Blossom - 2013-05-18
I am due to take on a rescue Mealy. All I know is that he/she (sex unknown) has been locked in a cupboard for 20 plus years and has been fed the incorrect food. I have also been advised that it will need to be covered every 2 hours or thereabouts as it cannot stand the daylight at the moment. This is supposed to be a short term foster but lets see how it goes! Luckily myself and my wonderful husband have time and patience galore. Feel this is going to a long road ahead. He/she is meant to be a short term foster but lets see what happens. Keep your fingers crossed we manage to settle this poor bird.

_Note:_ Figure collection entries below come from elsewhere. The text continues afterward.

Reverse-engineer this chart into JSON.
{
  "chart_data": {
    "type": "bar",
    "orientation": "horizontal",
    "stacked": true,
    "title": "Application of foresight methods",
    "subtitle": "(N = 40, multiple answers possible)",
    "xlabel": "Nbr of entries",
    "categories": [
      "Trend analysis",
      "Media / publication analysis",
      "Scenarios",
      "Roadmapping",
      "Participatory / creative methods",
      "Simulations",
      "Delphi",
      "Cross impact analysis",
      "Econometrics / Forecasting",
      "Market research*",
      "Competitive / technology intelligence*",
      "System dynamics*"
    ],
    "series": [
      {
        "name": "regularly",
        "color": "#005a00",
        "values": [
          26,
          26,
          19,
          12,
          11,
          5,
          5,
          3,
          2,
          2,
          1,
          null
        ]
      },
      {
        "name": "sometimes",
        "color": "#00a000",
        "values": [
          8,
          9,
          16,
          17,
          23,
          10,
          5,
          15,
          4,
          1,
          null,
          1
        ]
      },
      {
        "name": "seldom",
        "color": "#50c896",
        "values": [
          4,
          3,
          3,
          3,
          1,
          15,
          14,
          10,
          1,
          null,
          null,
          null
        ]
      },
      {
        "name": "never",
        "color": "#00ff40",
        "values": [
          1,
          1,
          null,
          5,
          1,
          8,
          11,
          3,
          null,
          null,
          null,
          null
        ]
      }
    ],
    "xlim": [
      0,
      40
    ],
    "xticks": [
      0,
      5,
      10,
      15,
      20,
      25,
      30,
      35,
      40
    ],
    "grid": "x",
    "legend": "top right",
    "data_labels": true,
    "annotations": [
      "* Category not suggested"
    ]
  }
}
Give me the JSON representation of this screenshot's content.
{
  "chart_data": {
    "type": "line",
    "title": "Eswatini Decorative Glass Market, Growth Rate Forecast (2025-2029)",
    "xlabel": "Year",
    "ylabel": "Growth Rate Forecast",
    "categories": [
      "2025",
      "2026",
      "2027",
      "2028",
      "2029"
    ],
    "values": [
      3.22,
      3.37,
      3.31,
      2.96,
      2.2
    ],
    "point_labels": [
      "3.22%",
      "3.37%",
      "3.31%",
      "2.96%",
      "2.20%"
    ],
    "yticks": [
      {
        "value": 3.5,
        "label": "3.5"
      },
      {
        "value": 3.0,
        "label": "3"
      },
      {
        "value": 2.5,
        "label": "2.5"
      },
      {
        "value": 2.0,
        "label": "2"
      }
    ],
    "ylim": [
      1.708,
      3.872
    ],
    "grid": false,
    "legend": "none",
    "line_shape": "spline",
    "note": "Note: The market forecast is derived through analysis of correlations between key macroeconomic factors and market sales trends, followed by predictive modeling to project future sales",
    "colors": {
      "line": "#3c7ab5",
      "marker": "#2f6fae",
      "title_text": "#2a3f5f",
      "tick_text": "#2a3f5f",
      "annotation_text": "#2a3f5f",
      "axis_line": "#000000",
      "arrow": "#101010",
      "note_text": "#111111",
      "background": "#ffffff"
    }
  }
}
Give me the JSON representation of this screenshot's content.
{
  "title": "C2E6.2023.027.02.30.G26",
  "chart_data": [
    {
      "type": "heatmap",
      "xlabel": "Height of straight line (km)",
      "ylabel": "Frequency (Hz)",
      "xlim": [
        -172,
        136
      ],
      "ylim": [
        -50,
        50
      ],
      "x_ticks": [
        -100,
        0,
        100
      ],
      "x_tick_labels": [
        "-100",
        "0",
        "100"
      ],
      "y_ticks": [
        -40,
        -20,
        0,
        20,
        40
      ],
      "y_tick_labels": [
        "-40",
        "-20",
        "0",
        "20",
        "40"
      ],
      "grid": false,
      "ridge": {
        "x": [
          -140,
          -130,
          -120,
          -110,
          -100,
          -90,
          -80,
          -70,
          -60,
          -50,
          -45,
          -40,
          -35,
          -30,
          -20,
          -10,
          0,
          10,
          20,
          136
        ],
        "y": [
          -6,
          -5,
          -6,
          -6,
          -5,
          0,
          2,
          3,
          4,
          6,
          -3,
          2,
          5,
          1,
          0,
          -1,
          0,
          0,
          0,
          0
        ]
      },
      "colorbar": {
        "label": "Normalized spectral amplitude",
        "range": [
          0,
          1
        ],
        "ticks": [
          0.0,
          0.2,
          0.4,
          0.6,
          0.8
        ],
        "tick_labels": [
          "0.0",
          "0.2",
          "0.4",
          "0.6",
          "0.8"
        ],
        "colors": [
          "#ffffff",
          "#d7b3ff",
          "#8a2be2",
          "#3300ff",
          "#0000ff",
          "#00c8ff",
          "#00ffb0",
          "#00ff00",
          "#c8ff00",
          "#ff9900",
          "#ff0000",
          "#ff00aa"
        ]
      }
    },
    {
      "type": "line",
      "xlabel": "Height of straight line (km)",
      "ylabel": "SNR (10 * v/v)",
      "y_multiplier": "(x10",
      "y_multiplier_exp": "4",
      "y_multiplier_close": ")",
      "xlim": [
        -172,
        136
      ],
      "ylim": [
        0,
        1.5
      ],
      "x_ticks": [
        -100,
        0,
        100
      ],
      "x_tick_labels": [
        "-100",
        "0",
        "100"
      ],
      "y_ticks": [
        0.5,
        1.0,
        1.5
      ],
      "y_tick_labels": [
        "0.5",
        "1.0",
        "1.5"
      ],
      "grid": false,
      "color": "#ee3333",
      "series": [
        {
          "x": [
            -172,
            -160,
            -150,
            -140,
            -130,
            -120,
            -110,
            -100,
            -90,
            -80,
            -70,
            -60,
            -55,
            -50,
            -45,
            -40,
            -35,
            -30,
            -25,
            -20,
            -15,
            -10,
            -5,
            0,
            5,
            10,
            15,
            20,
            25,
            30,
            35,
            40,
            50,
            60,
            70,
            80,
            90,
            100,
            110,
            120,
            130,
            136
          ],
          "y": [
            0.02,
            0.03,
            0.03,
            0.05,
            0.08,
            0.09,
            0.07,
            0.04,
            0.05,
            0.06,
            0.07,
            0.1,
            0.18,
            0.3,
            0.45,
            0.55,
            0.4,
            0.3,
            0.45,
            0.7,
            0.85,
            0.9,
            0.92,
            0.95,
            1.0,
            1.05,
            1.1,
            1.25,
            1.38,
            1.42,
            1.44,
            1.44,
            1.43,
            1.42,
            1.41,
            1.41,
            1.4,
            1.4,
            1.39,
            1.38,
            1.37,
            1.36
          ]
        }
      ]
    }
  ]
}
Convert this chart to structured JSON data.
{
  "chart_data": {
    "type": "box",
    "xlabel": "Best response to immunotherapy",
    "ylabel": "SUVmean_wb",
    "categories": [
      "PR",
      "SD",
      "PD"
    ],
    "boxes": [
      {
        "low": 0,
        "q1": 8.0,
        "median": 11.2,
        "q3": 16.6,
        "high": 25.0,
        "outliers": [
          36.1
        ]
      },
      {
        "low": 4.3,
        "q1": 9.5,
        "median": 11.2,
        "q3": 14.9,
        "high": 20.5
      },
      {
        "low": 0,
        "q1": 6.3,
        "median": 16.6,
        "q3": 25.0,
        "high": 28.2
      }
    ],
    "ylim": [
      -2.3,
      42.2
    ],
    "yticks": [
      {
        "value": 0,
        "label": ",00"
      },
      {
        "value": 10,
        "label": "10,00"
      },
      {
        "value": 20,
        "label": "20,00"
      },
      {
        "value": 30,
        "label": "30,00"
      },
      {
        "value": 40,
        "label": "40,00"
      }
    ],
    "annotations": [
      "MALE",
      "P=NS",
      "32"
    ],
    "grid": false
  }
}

  • Clarice Brough - 2013-05-18
    That is so nice that you are taking on this Mealy Amazon. I'm sure it will take time and patience to help it adapt, but I bet you will find yourself endeared by it. I took one in a number of years ago and found it a home. It wasn't from quite such a severe situation, but did have some pretty major adjustments. The biggest thing I noticed was what a very nice large Amazon it was (I've had all sorts of Amazons - large and small). It wasn't going to be so big on talking, but it seemed to be much less aggressive naturally than some of the other Amazons... less of a dominant attitude. I really liked this bird because of its temperament and was really tempted to keep it! So I think you'll enjoy your journey:) Good luck.
salman - 2011-12-04
We keep the amazon parrot mealy and he is attract soo soon in 1 week. He is so friendly and gentleman. I am soo happy with Yago he speak soo early in 1 week he said 1 apple. It is a very good parrot. Yago we love him soo much he also love our soo much

  • Charlie Roche - 2011-12-05
    So glad you enjoy. Mealy's make excellent talkers and they love opera.
Pam - 2009-02-07
I have had my Mealy for 3 years now. I just love my LeeRoy. He is so gentle and loving with my family even my 80 year old grand mother holds him. He has to love Nannie every night before he goes to bed. I bought him because I always go for the underdog and he definitely seemed like the underdog in the birdstore because only the people that worked there would handle him. Not being the brightest colored bird no one seemed to want him. Now I wouldn't trade him for anything. He used to "ride" on my Labrador's back (we lost her in March of 2008). LeeRoy really misses Whitney. He talks almost all the time and has a very large vocab. When Icome home from work everyday he says "Hi Mom" Then "Umm Bite Apple", meaning hi mom can you get me some apple... He is such a joy in our lives and I think he loves my Nannie more than me.

  • sharron - 2010-05-20
    Hi I've had my mealy for 9 years now! And when you talk about your nan it's my youngest daughter mine is obsessed with!...been like that since she was a baby! And now she's 7 he's still the same he follows her by walking not flying even though he can!...and also I have 4 labs and breed them and he's always on their backs and barks like them and also tells them get bed ...oh and feeds them! And when we have puppys he has get in basket with them, be honest I think he thinks hes a dog! We got another amazon orange winged rescued for him oh he loves her but still he likes to spend time with the dogs!
  • cute - 2011-10-11
    Does he watch t.v. and eat with you?